Arroyo was scheduled to pitch the second game of the year. He probably won’t make that start, but he says he’ll be ready to pitch when called upon during the first week of the season, so it won’t count as a missed start, just a delayed one.

Anybody who has had mononucleosis knows how debilitating it can be, how it makes you feel like a slug with no ambition.

Then it was Homer Bailey’s turn. He felt a tweak in his shoulder, an impingement, they called it. They said he could pitch but didn’t want to take any foolish chances. He, too, will start the season on the disabled list.

Suddenly, the once-deep pitching staff has the depth of kiddie swimming pool.

Manager Dusty Baker, always a man who wears the theater mask with the smiley face, nodded his head and said: “I’ve talked all along about our pitching depth, and now it is coming into play. I just hoped it wouldn’t come into play this soon.”

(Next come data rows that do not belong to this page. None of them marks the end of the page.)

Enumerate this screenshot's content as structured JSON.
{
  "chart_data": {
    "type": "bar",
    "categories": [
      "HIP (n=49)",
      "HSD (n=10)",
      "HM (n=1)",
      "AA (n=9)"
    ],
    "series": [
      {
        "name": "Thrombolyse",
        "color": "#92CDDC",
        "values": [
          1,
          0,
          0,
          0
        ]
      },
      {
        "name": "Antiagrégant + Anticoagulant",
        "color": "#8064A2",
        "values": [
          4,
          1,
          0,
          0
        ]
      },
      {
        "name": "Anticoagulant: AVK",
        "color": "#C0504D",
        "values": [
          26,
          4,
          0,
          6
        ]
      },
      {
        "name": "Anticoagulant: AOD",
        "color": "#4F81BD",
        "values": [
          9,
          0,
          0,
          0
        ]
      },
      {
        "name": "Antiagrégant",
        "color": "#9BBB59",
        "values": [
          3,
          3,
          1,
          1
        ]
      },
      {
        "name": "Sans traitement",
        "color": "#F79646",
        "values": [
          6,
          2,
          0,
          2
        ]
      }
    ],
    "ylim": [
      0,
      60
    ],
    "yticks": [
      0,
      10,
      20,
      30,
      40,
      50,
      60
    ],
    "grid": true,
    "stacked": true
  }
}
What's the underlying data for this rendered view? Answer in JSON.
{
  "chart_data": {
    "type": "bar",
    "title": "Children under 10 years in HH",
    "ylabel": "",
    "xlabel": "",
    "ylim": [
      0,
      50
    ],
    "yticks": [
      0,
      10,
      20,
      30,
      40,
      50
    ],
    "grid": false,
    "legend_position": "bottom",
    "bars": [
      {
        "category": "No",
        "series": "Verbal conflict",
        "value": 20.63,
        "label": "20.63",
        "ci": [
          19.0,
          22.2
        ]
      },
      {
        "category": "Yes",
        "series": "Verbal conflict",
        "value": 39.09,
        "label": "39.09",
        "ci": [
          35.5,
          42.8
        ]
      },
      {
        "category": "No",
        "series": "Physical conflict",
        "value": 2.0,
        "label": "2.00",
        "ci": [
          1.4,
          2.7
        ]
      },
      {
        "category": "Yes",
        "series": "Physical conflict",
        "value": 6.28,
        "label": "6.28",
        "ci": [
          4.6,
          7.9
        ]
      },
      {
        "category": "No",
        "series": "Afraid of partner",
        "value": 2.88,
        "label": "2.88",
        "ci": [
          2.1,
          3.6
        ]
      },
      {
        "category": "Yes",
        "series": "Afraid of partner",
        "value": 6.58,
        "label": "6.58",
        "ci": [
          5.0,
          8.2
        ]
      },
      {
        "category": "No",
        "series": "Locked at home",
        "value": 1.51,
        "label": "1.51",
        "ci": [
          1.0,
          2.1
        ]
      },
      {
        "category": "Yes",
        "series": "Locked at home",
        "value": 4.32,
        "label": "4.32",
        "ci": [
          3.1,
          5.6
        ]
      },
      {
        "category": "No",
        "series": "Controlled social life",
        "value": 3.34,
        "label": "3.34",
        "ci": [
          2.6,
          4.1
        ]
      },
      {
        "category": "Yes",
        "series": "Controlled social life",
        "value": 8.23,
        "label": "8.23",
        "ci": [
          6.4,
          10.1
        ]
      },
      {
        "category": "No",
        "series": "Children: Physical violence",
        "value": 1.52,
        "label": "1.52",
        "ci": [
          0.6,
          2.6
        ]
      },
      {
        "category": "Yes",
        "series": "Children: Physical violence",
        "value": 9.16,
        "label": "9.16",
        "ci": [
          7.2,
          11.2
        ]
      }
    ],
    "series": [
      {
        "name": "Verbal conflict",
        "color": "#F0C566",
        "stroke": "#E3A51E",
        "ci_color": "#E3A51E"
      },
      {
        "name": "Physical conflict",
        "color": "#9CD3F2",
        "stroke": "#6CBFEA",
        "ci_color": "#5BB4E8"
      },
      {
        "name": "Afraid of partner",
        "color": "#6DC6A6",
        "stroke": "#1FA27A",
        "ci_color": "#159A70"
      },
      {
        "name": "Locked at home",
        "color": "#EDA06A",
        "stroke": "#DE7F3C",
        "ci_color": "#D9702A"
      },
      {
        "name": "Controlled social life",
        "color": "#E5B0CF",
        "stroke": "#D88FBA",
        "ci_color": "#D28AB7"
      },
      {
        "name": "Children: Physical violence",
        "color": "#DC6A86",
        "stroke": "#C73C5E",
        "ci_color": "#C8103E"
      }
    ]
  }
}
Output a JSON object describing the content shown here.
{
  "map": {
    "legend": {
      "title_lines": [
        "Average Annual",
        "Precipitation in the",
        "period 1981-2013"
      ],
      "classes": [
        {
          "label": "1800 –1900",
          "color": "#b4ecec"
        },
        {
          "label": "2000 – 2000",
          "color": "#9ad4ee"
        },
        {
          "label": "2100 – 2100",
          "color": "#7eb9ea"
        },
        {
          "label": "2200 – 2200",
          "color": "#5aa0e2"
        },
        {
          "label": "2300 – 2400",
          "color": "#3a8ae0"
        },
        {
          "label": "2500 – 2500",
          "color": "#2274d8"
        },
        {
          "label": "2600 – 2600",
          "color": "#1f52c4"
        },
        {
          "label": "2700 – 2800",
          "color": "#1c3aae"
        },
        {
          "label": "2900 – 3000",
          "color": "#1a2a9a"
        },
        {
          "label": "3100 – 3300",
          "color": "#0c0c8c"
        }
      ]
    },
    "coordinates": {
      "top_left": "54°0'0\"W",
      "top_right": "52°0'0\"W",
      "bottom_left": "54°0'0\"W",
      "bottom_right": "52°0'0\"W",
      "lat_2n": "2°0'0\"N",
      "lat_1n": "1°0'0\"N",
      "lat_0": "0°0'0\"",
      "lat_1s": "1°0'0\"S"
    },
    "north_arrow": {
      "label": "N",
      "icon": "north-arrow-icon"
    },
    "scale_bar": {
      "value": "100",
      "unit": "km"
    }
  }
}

When Cueto abdicated, it was no big problem. Because of the team’s depth, Mike Leake was going to start the season in the bullpen. No problem. The Reds adjusted and plugged him into the rotation in Cueto’s spot.

Then came the Bailey dilemma. Sam LeCure was battling six guys for the final spot in the bullpen. Suddenly, he is thrust into the rotation.

That isn’t a bad option. LeCure is a career starting pitcher and wasn’t a dead fish when the Reds needed him last year in the rotation. His numbers weren’t that good, but it seemed he either ran into the other team’s ace for nearly every start or he turned a lead over to the bullpen and the lead evaporated like spilled Coke Zero on an Arizona patio in mid-August.

Because of the depth, the Reds are not in as precarious a position as the St. Louis Cardinals (who lost Adam Wainwright) or the Milwaukee Brewers (who will begin without Zack Greinke).

But it isn’t pleasant, either, when two guys from your rotation are unable to answer that proverbial bell and have to be replaced by guys who didn’t make the rotation, no matter how good they might be.

Leake started his major league career last spring right off the campus of Arizona State University without spending a day in the minors, and he won his first five decisions.

But the rigors of a long major league season wore him down and the Reds shut him down in August. For most of this spring, Leake was unable to get too many people out on a consistent plane.

LeCure was one of the better pitchers early in camp until he snagged his cleats in one start against the Chicago Cubs in Mesa.

The Cubs lit him up like a cheap pack of firecrackers. At least he kept his sense of humor. When writers saw him after the game, he asked, “Is my butt still out there on the mound?” — meaning the Cubs knocked his butt off.

So now the Reds’ pitching depth gets a quick quiz. And when that mythical bell rings this week, fans will quickly see for whom the bell really tolls.